Tonight when I heard the same Gospel again at Mass here in Pamplona, I checked to find out that the priest yesterday read today's Gospel.
So, by some coincidence, I have, in the midst of my Camino, heard Jesus say "YO SOY EL CAMINO..."
Think he's trying to tell me something?
I wrote this on April 28, but could only post it today...
Poco a poco is practically a town motto in Salamanca, where it refers to advance in language studies. The many students in Salamanca to study Spanish assured that it will come poco a poco. It is an admonition to patience. In the last 4 months I have heard it from my teachers at the language school, from friars San Esteban, from the server at my favorite cafe/bar, and even from the young clerk at a store. That was the day I decided it was the town motto (and should be on the official town seal.
For the last week, it has become my metaphor for the Camino. As I have slowly carved away pieces of the 1000 km journey, I have done so poco a poco. At some point, it occurred to me that these distances that I was struggling to cover in a day on for Camino could be done in less than half an hour by car.

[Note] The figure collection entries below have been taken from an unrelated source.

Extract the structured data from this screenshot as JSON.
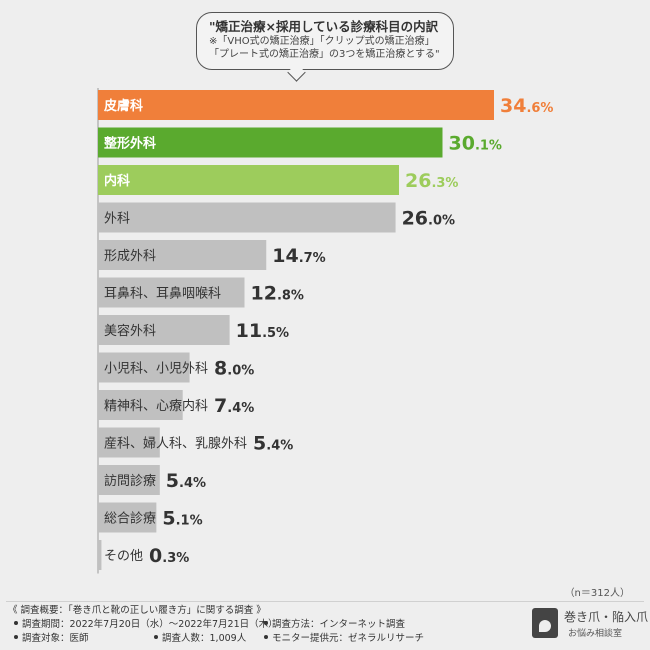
{
  "chart_data": {
    "type": "bar",
    "orientation": "horizontal",
    "title_lines": [
      "\"矯正治療×採用している診療科目の内訳",
      "※「VHO式の矯正治療」「クリップ式の矯正治療」",
      "「プレート式の矯正治療」の3つを矯正治療とする\""
    ],
    "categories": [
      "皮膚科",
      "整形外科",
      "内科",
      "外科",
      "形成外科",
      "耳鼻科、耳鼻咽喉科",
      "美容外科",
      "小児科、小児外科",
      "精神科、心療内科",
      "産科、婦人科、乳腺外科",
      "訪問診療",
      "総合診療",
      "その他"
    ],
    "values": [
      34.6,
      30.1,
      26.3,
      26.0,
      14.7,
      12.8,
      11.5,
      8.0,
      7.4,
      5.4,
      5.4,
      5.1,
      0.3
    ],
    "unit": "%",
    "xlim": [
      0,
      34.6
    ],
    "highlight_colors": [
      "#f07f3a",
      "#5aaa2e",
      "#9dcc5c"
    ],
    "default_color": "#c0c0c0",
    "sample_size": "（n＝312人）"
  },
  "footer": {
    "title": "《 調査概要：「巻き爪と靴の正しい履き方」に関する調査 》",
    "period": "調査期間：2022年7月20日（水）〜2022年7月21日（木）",
    "method": "調査方法：インターネット調査",
    "target": "調査対象：医師",
    "count": "調査人数：1,009人",
    "provider": "モニター提供元：ゼネラルリサーチ"
  },
  "logo": {
    "line1": "巻き爪・陥入爪",
    "line2": "お悩み相談室"
  }
}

I knew that thought came from the evil one because it was somewhat discouraging.
Today I only walked a little more than 6 miles. That was the plan from the beginning. Only 6 miles. Straight up 2100 feet. Today is the day that I did the lion's share of the work to get over the Pyranees to cross our of France and back into Spain. And, given the foot problems I have had, I decided to stay at the refugio on top of the mountain at Orisson. It is a beautiful spot (you will see from the pictures) and I got to meet many people who are staying here or who stopoed for a beer or coffee or lunch on their way over the hill. Tomorrow I will cross into Spain and stay at Roncesvalles (made famous by the Song of Roland). And at the end of the day tomorrow, I will be 10 miles closer to Santiago. Poco a Poco.
The Pilgrim Priest
Fr. Bart Hutcherson, OP is a priest of the Dominican Province of the Most Holy Name of Jesus in the Western USA. From April 20 - June 1, 2015 he walked from Lourdes, France to Santiago de Compostella, Spain. This page contains observations, images and reflections from the Way of St. James.